Making value stream mapping a success: "Mind and Hand"

I see too often wasteful "lean" efforts focused on mapping value streams that would not be followed by actual implementation. They are used to decorate conference rooms, to fill Powerpoint presentations and to feature videos. 

It is absolutely necessary to know your current and target condition to define what actions we should take as part of the Plan-Do-Check-Act but with mapping we haven't accomplish anything yet. 

Last weekend, Dean Schmittlein "revealed" the secret of success of MIT as organization to create value: relentless application of its "mind and hand" principle which appears in MIT's logo.
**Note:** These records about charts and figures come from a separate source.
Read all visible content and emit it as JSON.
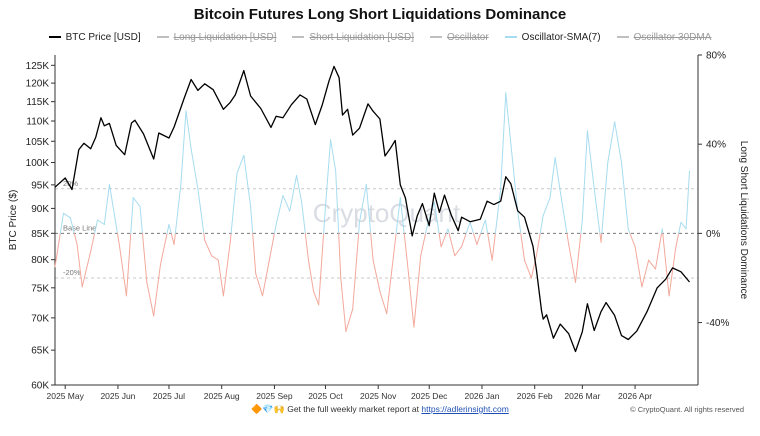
{
  "chart_data": {
    "type": "line",
    "title": "Bitcoin Futures Long Short Liquidations Dominance",
    "watermark": "CryptoQuant",
    "legend": [
      {
        "name": "BTC Price [USD]",
        "color": "#000000",
        "visible": true
      },
      {
        "name": "Long Liquidation [USD]",
        "color": "#9a9a9a",
        "visible": false
      },
      {
        "name": "Short Liquidation [USD]",
        "color": "#9a9a9a",
        "visible": false
      },
      {
        "name": "Oscillator",
        "color": "#9a9a9a",
        "visible": false
      },
      {
        "name": "Oscillator-SMA(7)",
        "color": "#a6dcef",
        "visible": true
      },
      {
        "name": "Oscillator 30DMA",
        "color": "#9a9a9a",
        "visible": false
      }
    ],
    "legend_placement": "top-center",
    "y_left": {
      "label": "BTC Price ($)",
      "scale": "log",
      "range": [
        60000,
        128000
      ],
      "ticks": [
        60000,
        65000,
        70000,
        75000,
        80000,
        85000,
        90000,
        95000,
        100000,
        105000,
        110000,
        115000,
        120000,
        125000
      ],
      "tick_labels": [
        "60K",
        "65K",
        "70K",
        "75K",
        "80K",
        "85K",
        "90K",
        "95K",
        "100K",
        "105K",
        "110K",
        "115K",
        "120K",
        "125K"
      ]
    },
    "y_right": {
      "label": "Long Short Liquidations Dominance",
      "range": [
        -68,
        80
      ],
      "ticks": [
        80,
        40,
        0,
        -40
      ],
      "tick_labels": [
        "80%",
        "40%",
        "0%",
        "-40%"
      ]
    },
    "x_axis": {
      "start": "2025-04-25",
      "end": "2026-05-08",
      "ticks": [
        "2025-05-01",
        "2025-06-01",
        "2025-07-01",
        "2025-08-01",
        "2025-09-01",
        "2025-10-01",
        "2025-11-01",
        "2025-12-01",
        "2026-01-01",
        "2026-02-01",
        "2026-03-01",
        "2026-04-01"
      ],
      "tick_labels": [
        "2025 May",
        "2025 Jun",
        "2025 Jul",
        "2025 Aug",
        "2025 Sep",
        "2025 Oct",
        "2025 Nov",
        "2025 Dec",
        "2026 Jan",
        "2026 Feb",
        "2026 Mar",
        "2026 Apr"
      ]
    },
    "reference_lines": [
      {
        "value": 20,
        "label": "20%"
      },
      {
        "value": 0,
        "label": "Base Line"
      },
      {
        "value": -20,
        "label": "-20%"
      }
    ],
    "grid": false,
    "series": [
      {
        "name": "BTC Price [USD]",
        "axis": "left",
        "color": "#000000",
        "points": [
          [
            "2025-04-25",
            94500
          ],
          [
            "2025-05-01",
            96500
          ],
          [
            "2025-05-05",
            94000
          ],
          [
            "2025-05-09",
            103000
          ],
          [
            "2025-05-12",
            104500
          ],
          [
            "2025-05-16",
            103200
          ],
          [
            "2025-05-19",
            106000
          ],
          [
            "2025-05-22",
            110800
          ],
          [
            "2025-05-24",
            108800
          ],
          [
            "2025-05-27",
            109400
          ],
          [
            "2025-05-31",
            104000
          ],
          [
            "2025-06-05",
            101800
          ],
          [
            "2025-06-09",
            109500
          ],
          [
            "2025-06-11",
            110200
          ],
          [
            "2025-06-16",
            106800
          ],
          [
            "2025-06-22",
            100800
          ],
          [
            "2025-06-25",
            107000
          ],
          [
            "2025-07-01",
            105800
          ],
          [
            "2025-07-04",
            108500
          ],
          [
            "2025-07-10",
            116000
          ],
          [
            "2025-07-14",
            121000
          ],
          [
            "2025-07-18",
            118000
          ],
          [
            "2025-07-22",
            119800
          ],
          [
            "2025-07-27",
            118200
          ],
          [
            "2025-08-02",
            113000
          ],
          [
            "2025-08-06",
            114800
          ],
          [
            "2025-08-09",
            116800
          ],
          [
            "2025-08-14",
            123500
          ],
          [
            "2025-08-18",
            116500
          ],
          [
            "2025-08-24",
            113200
          ],
          [
            "2025-08-30",
            108400
          ],
          [
            "2025-09-02",
            111200
          ],
          [
            "2025-09-06",
            110800
          ],
          [
            "2025-09-11",
            114200
          ],
          [
            "2025-09-16",
            116800
          ],
          [
            "2025-09-20",
            115700
          ],
          [
            "2025-09-25",
            109100
          ],
          [
            "2025-09-29",
            114000
          ],
          [
            "2025-10-03",
            120500
          ],
          [
            "2025-10-06",
            124700
          ],
          [
            "2025-10-09",
            121500
          ],
          [
            "2025-10-11",
            111500
          ],
          [
            "2025-10-14",
            113000
          ],
          [
            "2025-10-17",
            106500
          ],
          [
            "2025-10-21",
            108200
          ],
          [
            "2025-10-26",
            114400
          ],
          [
            "2025-10-29",
            112500
          ],
          [
            "2025-11-02",
            110500
          ],
          [
            "2025-11-05",
            101500
          ],
          [
            "2025-11-08",
            103200
          ],
          [
            "2025-11-11",
            105200
          ],
          [
            "2025-11-14",
            95000
          ],
          [
            "2025-11-17",
            92200
          ],
          [
            "2025-11-21",
            84500
          ],
          [
            "2025-11-24",
            88500
          ],
          [
            "2025-11-27",
            91000
          ],
          [
            "2025-12-01",
            86500
          ],
          [
            "2025-12-04",
            93200
          ],
          [
            "2025-12-07",
            89200
          ],
          [
            "2025-12-10",
            92800
          ],
          [
            "2025-12-14",
            88600
          ],
          [
            "2025-12-18",
            85500
          ],
          [
            "2025-12-20",
            88200
          ],
          [
            "2025-12-25",
            87300
          ],
          [
            "2025-12-31",
            87800
          ],
          [
            "2026-01-04",
            91500
          ],
          [
            "2026-01-08",
            90800
          ],
          [
            "2026-01-12",
            91500
          ],
          [
            "2026-01-15",
            96800
          ],
          [
            "2026-01-18",
            95200
          ],
          [
            "2026-01-22",
            89500
          ],
          [
            "2026-01-26",
            88200
          ],
          [
            "2026-01-31",
            82500
          ],
          [
            "2026-02-02",
            78200
          ],
          [
            "2026-02-05",
            71200
          ],
          [
            "2026-02-06",
            69800
          ],
          [
            "2026-02-08",
            70500
          ],
          [
            "2026-02-12",
            66800
          ],
          [
            "2026-02-16",
            69000
          ],
          [
            "2026-02-21",
            67500
          ],
          [
            "2026-02-25",
            64800
          ],
          [
            "2026-03-01",
            67800
          ],
          [
            "2026-03-04",
            72300
          ],
          [
            "2026-03-08",
            68000
          ],
          [
            "2026-03-12",
            71000
          ],
          [
            "2026-03-15",
            72500
          ],
          [
            "2026-03-20",
            70400
          ],
          [
            "2026-03-24",
            67200
          ],
          [
            "2026-03-28",
            66600
          ],
          [
            "2026-04-02",
            67900
          ],
          [
            "2026-04-08",
            71000
          ],
          [
            "2026-04-14",
            75000
          ],
          [
            "2026-04-19",
            76500
          ],
          [
            "2026-04-23",
            78500
          ],
          [
            "2026-04-28",
            77800
          ],
          [
            "2026-05-03",
            76000
          ]
        ]
      },
      {
        "name": "Oscillator-SMA(7)",
        "axis": "right",
        "color_positive": "#a6dcef",
        "color_negative": "#f3a89b",
        "points": [
          [
            "2025-04-25",
            -15
          ],
          [
            "2025-04-30",
            9
          ],
          [
            "2025-05-04",
            7
          ],
          [
            "2025-05-08",
            -5
          ],
          [
            "2025-05-11",
            -24
          ],
          [
            "2025-05-16",
            -8
          ],
          [
            "2025-05-20",
            6
          ],
          [
            "2025-05-24",
            4
          ],
          [
            "2025-05-27",
            22
          ],
          [
            "2025-06-02",
            -6
          ],
          [
            "2025-06-06",
            -28
          ],
          [
            "2025-06-10",
            16
          ],
          [
            "2025-06-14",
            12
          ],
          [
            "2025-06-18",
            -22
          ],
          [
            "2025-06-22",
            -37
          ],
          [
            "2025-06-26",
            -14
          ],
          [
            "2025-07-01",
            4
          ],
          [
            "2025-07-04",
            -5
          ],
          [
            "2025-07-08",
            22
          ],
          [
            "2025-07-11",
            55
          ],
          [
            "2025-07-14",
            38
          ],
          [
            "2025-07-18",
            20
          ],
          [
            "2025-07-22",
            -3
          ],
          [
            "2025-07-26",
            -10
          ],
          [
            "2025-07-30",
            -12
          ],
          [
            "2025-08-02",
            -28
          ],
          [
            "2025-08-06",
            -4
          ],
          [
            "2025-08-10",
            27
          ],
          [
            "2025-08-14",
            35
          ],
          [
            "2025-08-18",
            12
          ],
          [
            "2025-08-21",
            -18
          ],
          [
            "2025-08-25",
            -28
          ],
          [
            "2025-08-29",
            -12
          ],
          [
            "2025-09-02",
            4
          ],
          [
            "2025-09-06",
            17
          ],
          [
            "2025-09-10",
            10
          ],
          [
            "2025-09-14",
            26
          ],
          [
            "2025-09-17",
            14
          ],
          [
            "2025-09-21",
            -12
          ],
          [
            "2025-09-24",
            -26
          ],
          [
            "2025-09-27",
            -32
          ],
          [
            "2025-10-01",
            12
          ],
          [
            "2025-10-04",
            42
          ],
          [
            "2025-10-07",
            28
          ],
          [
            "2025-10-10",
            -20
          ],
          [
            "2025-10-13",
            -44
          ],
          [
            "2025-10-17",
            -34
          ],
          [
            "2025-10-21",
            5
          ],
          [
            "2025-10-25",
            22
          ],
          [
            "2025-10-29",
            -12
          ],
          [
            "2025-11-02",
            -26
          ],
          [
            "2025-11-06",
            -36
          ],
          [
            "2025-11-10",
            -10
          ],
          [
            "2025-11-14",
            16
          ],
          [
            "2025-11-18",
            -12
          ],
          [
            "2025-11-22",
            -42
          ],
          [
            "2025-11-26",
            -10
          ],
          [
            "2025-11-30",
            4
          ],
          [
            "2025-12-04",
            14
          ],
          [
            "2025-12-08",
            -6
          ],
          [
            "2025-12-12",
            2
          ],
          [
            "2025-12-16",
            -10
          ],
          [
            "2025-12-20",
            -6
          ],
          [
            "2025-12-25",
            5
          ],
          [
            "2025-12-29",
            -5
          ],
          [
            "2026-01-03",
            6
          ],
          [
            "2026-01-07",
            -12
          ],
          [
            "2026-01-12",
            20
          ],
          [
            "2026-01-15",
            63
          ],
          [
            "2026-01-18",
            40
          ],
          [
            "2026-01-22",
            10
          ],
          [
            "2026-01-26",
            -12
          ],
          [
            "2026-01-30",
            -20
          ],
          [
            "2026-02-02",
            -10
          ],
          [
            "2026-02-06",
            8
          ],
          [
            "2026-02-10",
            16
          ],
          [
            "2026-02-13",
            34
          ],
          [
            "2026-02-17",
            14
          ],
          [
            "2026-02-21",
            -5
          ],
          [
            "2026-02-25",
            -22
          ],
          [
            "2026-03-01",
            6
          ],
          [
            "2026-03-04",
            46
          ],
          [
            "2026-03-08",
            20
          ],
          [
            "2026-03-12",
            -4
          ],
          [
            "2026-03-16",
            32
          ],
          [
            "2026-03-20",
            50
          ],
          [
            "2026-03-24",
            32
          ],
          [
            "2026-03-28",
            2
          ],
          [
            "2026-04-01",
            -6
          ],
          [
            "2026-04-05",
            -24
          ],
          [
            "2026-04-09",
            -12
          ],
          [
            "2026-04-13",
            -16
          ],
          [
            "2026-04-17",
            2
          ],
          [
            "2026-04-21",
            -28
          ],
          [
            "2026-04-25",
            -6
          ],
          [
            "2026-04-28",
            5
          ],
          [
            "2026-05-01",
            2
          ],
          [
            "2026-05-03",
            28
          ]
        ]
      }
    ]
  },
  "footer": {
    "promo_emojis": "🔶💎🙌",
    "promo_text": "Get the full weekly market report at",
    "promo_link": "https://adlerinsight.com",
    "copyright": "© CryptoQuant. All rights reserved"
  }
}
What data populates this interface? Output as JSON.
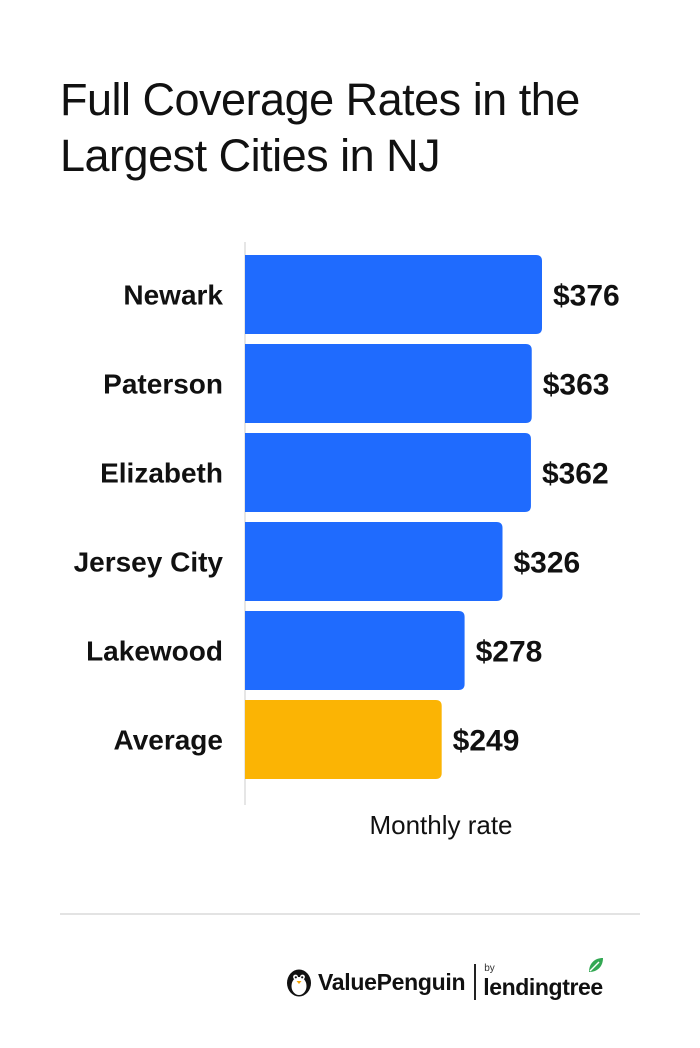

Here some data on MIT's "mind and hand" principle in action:
"Mens et Manus"
Companies found by living MIT alumni employ 3.3. million people and generate world revenues of  $2 trillion, "producing the equivalent of the 11th-largest economy in the world."
Thomas A. Edison who was well known for practicing the "mind and hand" principle once said "The salvation of America lies in the Massachusetts Institute of Technology". And, it is not by accident that James Womack and other scientists re-discovered "lean thinking" while working in MIT's International Motor Vehicle Program.

While "mind and hand" really is not a secret,  it is one of these key principles for success for any lean transformation. It is the same "learning by doing" principle used by Toyota and other lean organizations to describe the active approach to develop people. Even before Toyota, the Training Within Industry (TWI) program and definitely Deming's PDCA style for training programs used the same principle.